Vale a dire, se per primo c’è una carbonara, non puoi servire per dolce una crema. Ergo: mai le uova due volte nello stesso pasto. (le uova a casa nostra erano viste come un cibo demoniaco e fatato al tempo stesso: bisognava aver sapienza per usarle nel modo giusto).
2) il piatto forte è il secondo, quindi la carne (non essendo il pesce ontologicamente contemplato nei menu possibili). Come tale, il pezzo si deve vedere. Quindi niente cotolette, o, peggio ancora, tritato, in modo che Qualcuno apprezzi il taglio magro della fetta. Un arrosto è la cosa migliore, possibilmente girello o lonza (arista)
3) il contorno non ha importanza. Basta un’insalata.
4) Gli antipasti sono cretinate e tolgono appetito alla meraviglia del primo e del secondo piatto.
In pratica il menu consisteva in un primo piatto forte, un secondo di carne fortissimo, un’insalata, dolce e frutta.
Questo nella mia famiglia di origine. Ma ho sposato un siciliano e ho vissuto gran parte della mia vita in Sicilia. Il confronto tra la cucina umbra e la siciliana è stato spesso imbarazzante. Tanto povera e magra la prima, quanto sontuosa e regale la seconda.
In Umbria, i pasti sono essenziali, asciutti, affidati da secoli a un olio morbido e alle spezie: ginepro, pepe, tartufo.
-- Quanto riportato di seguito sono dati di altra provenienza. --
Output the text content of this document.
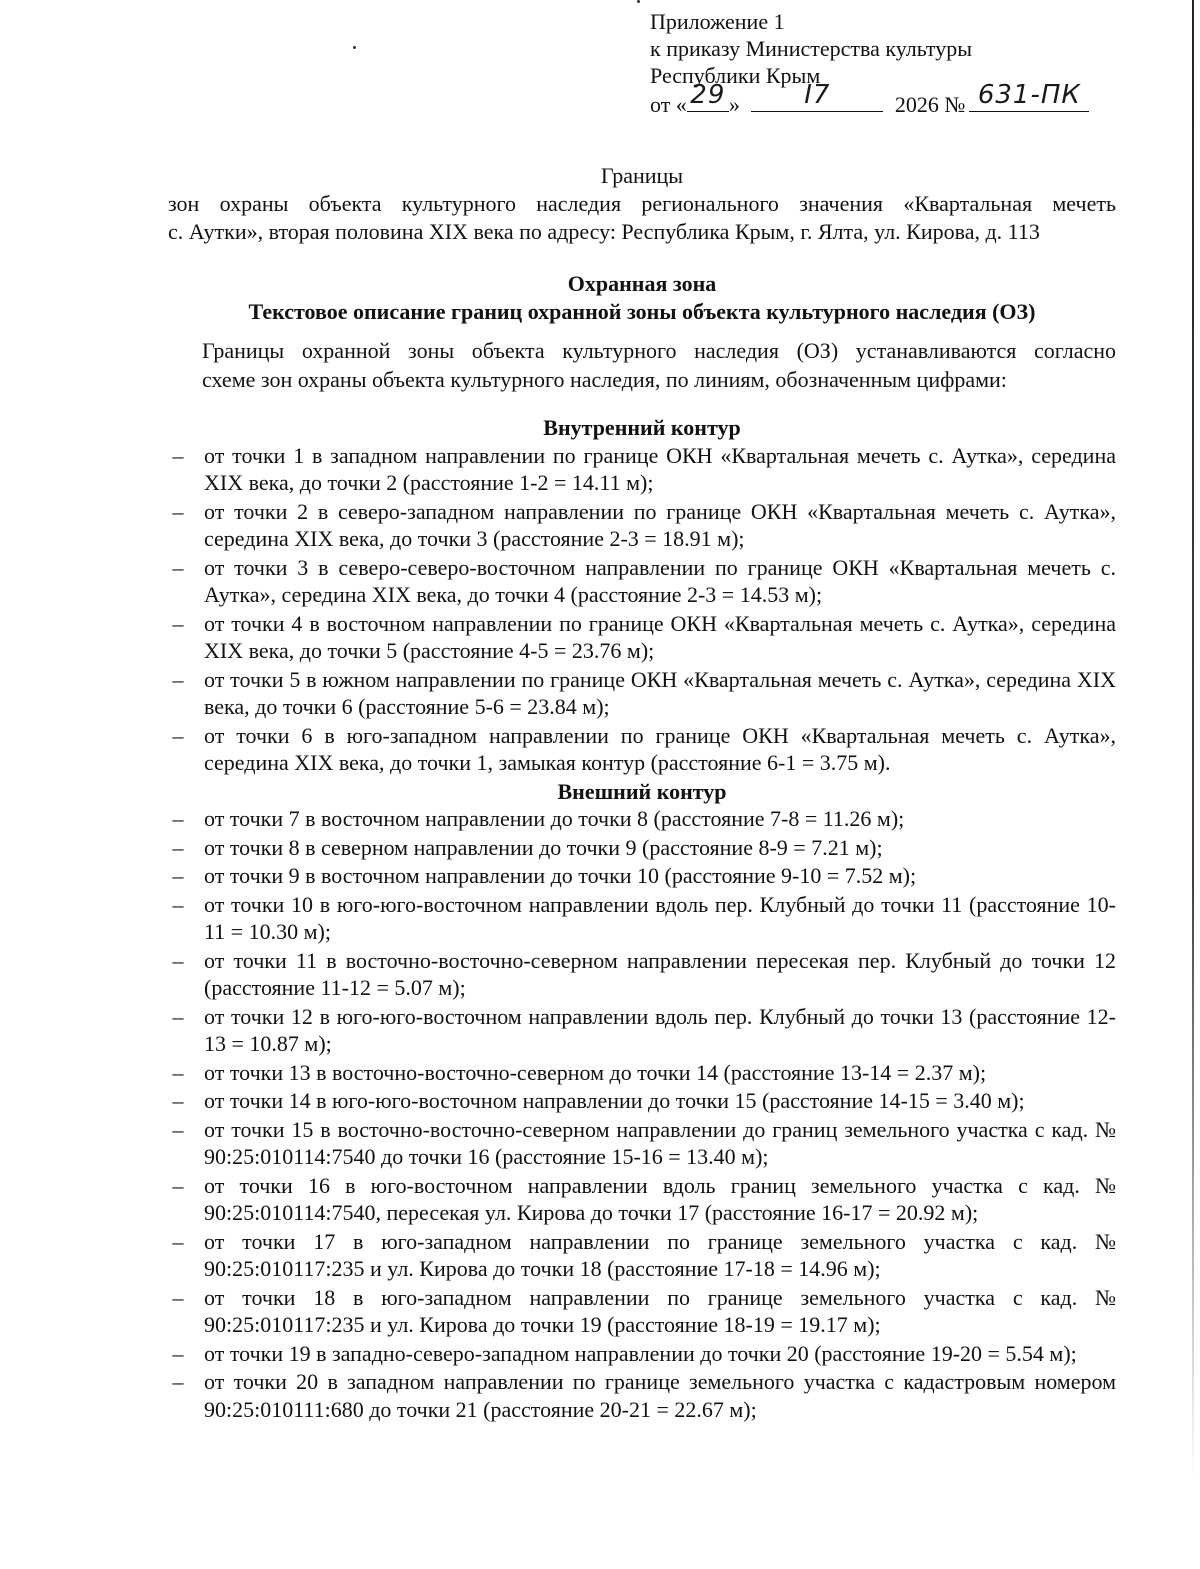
Приложение 1
к приказу Министерства культуры
Республики Крым
от « 29 »	I7	2026 № 631-ПК
Границы
зон охраны объекта культурного наследия регионального значения «Квартальная мечеть
с. Аутки», вторая половина XIX века по адресу: Республика Крым, г. Ялта, ул. Кирова, д. 113
Охранная зона
Текстовое описание границ охранной зоны объекта культурного наследия (ОЗ)
Границы охранной зоны объекта культурного наследия (ОЗ) устанавливаются согласно
схеме зон охраны объекта культурного наследия, по линиям, обозначенным цифрами:
Внутренний контур
– от точки 1 в западном направлении по границе ОКН «Квартальная мечеть с. Аутка», середина XIX века, до точки 2 (расстояние 1-2 = 14.11 м);
– от точки 2 в северо-западном направлении по границе ОКН «Квартальная мечеть с. Аутка», середина XIX века, до точки 3 (расстояние 2-3 = 18.91 м);
– от точки 3 в северо-северо-восточном направлении по границе ОКН «Квартальная мечеть с. Аутка», середина XIX века, до точки 4 (расстояние 2-3 = 14.53 м);
– от точки 4 в восточном направлении по границе ОКН «Квартальная мечеть с. Аутка», середина XIX века, до точки 5 (расстояние 4-5 = 23.76 м);
– от точки 5 в южном направлении по границе ОКН «Квартальная мечеть с. Аутка», середина XIX века, до точки 6 (расстояние 5-6 = 23.84 м);
– от точки 6 в юго-западном направлении по границе ОКН «Квартальная мечеть с. Аутка», середина XIX века, до точки 1, замыкая контур (расстояние 6-1 = 3.75 м).
Внешний контур
– от точки 7 в восточном направлении до точки 8 (расстояние 7-8 = 11.26 м);
– от точки 8 в северном направлении до точки 9 (расстояние 8-9 = 7.21 м);
– от точки 9 в восточном направлении до точки 10 (расстояние 9-10 = 7.52 м);
– от точки 10 в юго-юго-восточном направлении вдоль пер. Клубный до точки 11 (расстояние 10-11 = 10.30 м);
– от точки 11 в восточно-восточно-северном направлении пересекая пер. Клубный до точки 12 (расстояние 11-12 = 5.07 м);
– от точки 12 в юго-юго-восточном направлении вдоль пер. Клубный до точки 13 (расстояние 12-13 = 10.87 м);
– от точки 13 в восточно-восточно-северном до точки 14 (расстояние 13-14 = 2.37 м);
– от точки 14 в юго-юго-восточном направлении до точки 15 (расстояние 14-15 = 3.40 м);
– от точки 15 в восточно-восточно-северном направлении до границ земельного участка с кад. № 90:25:010114:7540 до точки 16 (расстояние 15-16 = 13.40 м);
– от точки 16 в юго-восточном направлении вдоль границ земельного участка с кад. № 90:25:010114:7540, пересекая ул. Кирова до точки 17 (расстояние 16-17 = 20.92 м);
– от точки 17 в юго-западном направлении по границе земельного участка с кад. № 90:25:010117:235 и ул. Кирова до точки 18 (расстояние 17-18 = 14.96 м);
– от точки 18 в юго-западном направлении по границе земельного участка с кад. № 90:25:010117:235 и ул. Кирова до точки 19 (расстояние 18-19 = 19.17 м);
– от точки 19 в западно-северо-западном направлении до точки 20 (расстояние 19-20 = 5.54 м);
– от точки 20 в западном направлении по границе земельного участка с кадастровым номером 90:25:010111:680 до точки 21 (расстояние 20-21 = 22.67 м);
In Sicilia…oh in Sicilia, il pasto è uno status symbol, un compiacimento non solo del palato, ma degli occhi, la soddisfazione di far sentire l’ospite un principe. Nella cucina dell’isola, come nel suo dialetto, c’è una stratigrafia che rivela la storia di questa terra tanto desiderata da tutti. Greci i dolcetti dei Morti senza lievito, bizantine alcune ricette di pesce, arabi cannoli e cassate, normanni i geli (budini trasparenti a base di acqua e amido insieme agli aromi più vari); con l’arrivo dei Monsù ( da monsieur, riferito al cuoco mastro di casa) vi sono ricette da re, come il famoso timballo del Gattopardo, di cui prima o poi scriverò la mia versione.
Però confesso che, a causa del sangue umbro che mi scorre nelle vene, ho avuto attimi di smarrimento già al momento degli antipasti quando, come apertura, viene servita la parmigiana di melanzane. A me, che vengo da una casa in cui non si deve accoppare l’ospite col cibo, l’idea di un pranzo di nozze in Sicilia procura solo angoscia.
La stessa differenza è nelle case. In Umbria, accanto al medioevo sobrio ed elegante, ci sono austeri palazzi seicenteschi con infissi in pietra serena dove solo qualche voluta tradisce l’età barocca. Ci sono interni severi di pareti bianche, cotto nei pavimenti, travi a vista, mobili di legno scuro e pochi soprammobili.
In Sicilia il Barocco trionfa negli infissi lavorati a telamoni, cariatidi e mascheroni tra frutti e foglie; nei saloni lo spazio carico di affreschi è moltiplicato dalle specchiere.
Impossibile scegliere tra due mondi che sono solo due dei molti che l’Italia offre. Amo entrambe le terre, entrambe le cucine e tutte le case umbre e siciliane dove sono stata. E seguo la nostalgia ovunque vada.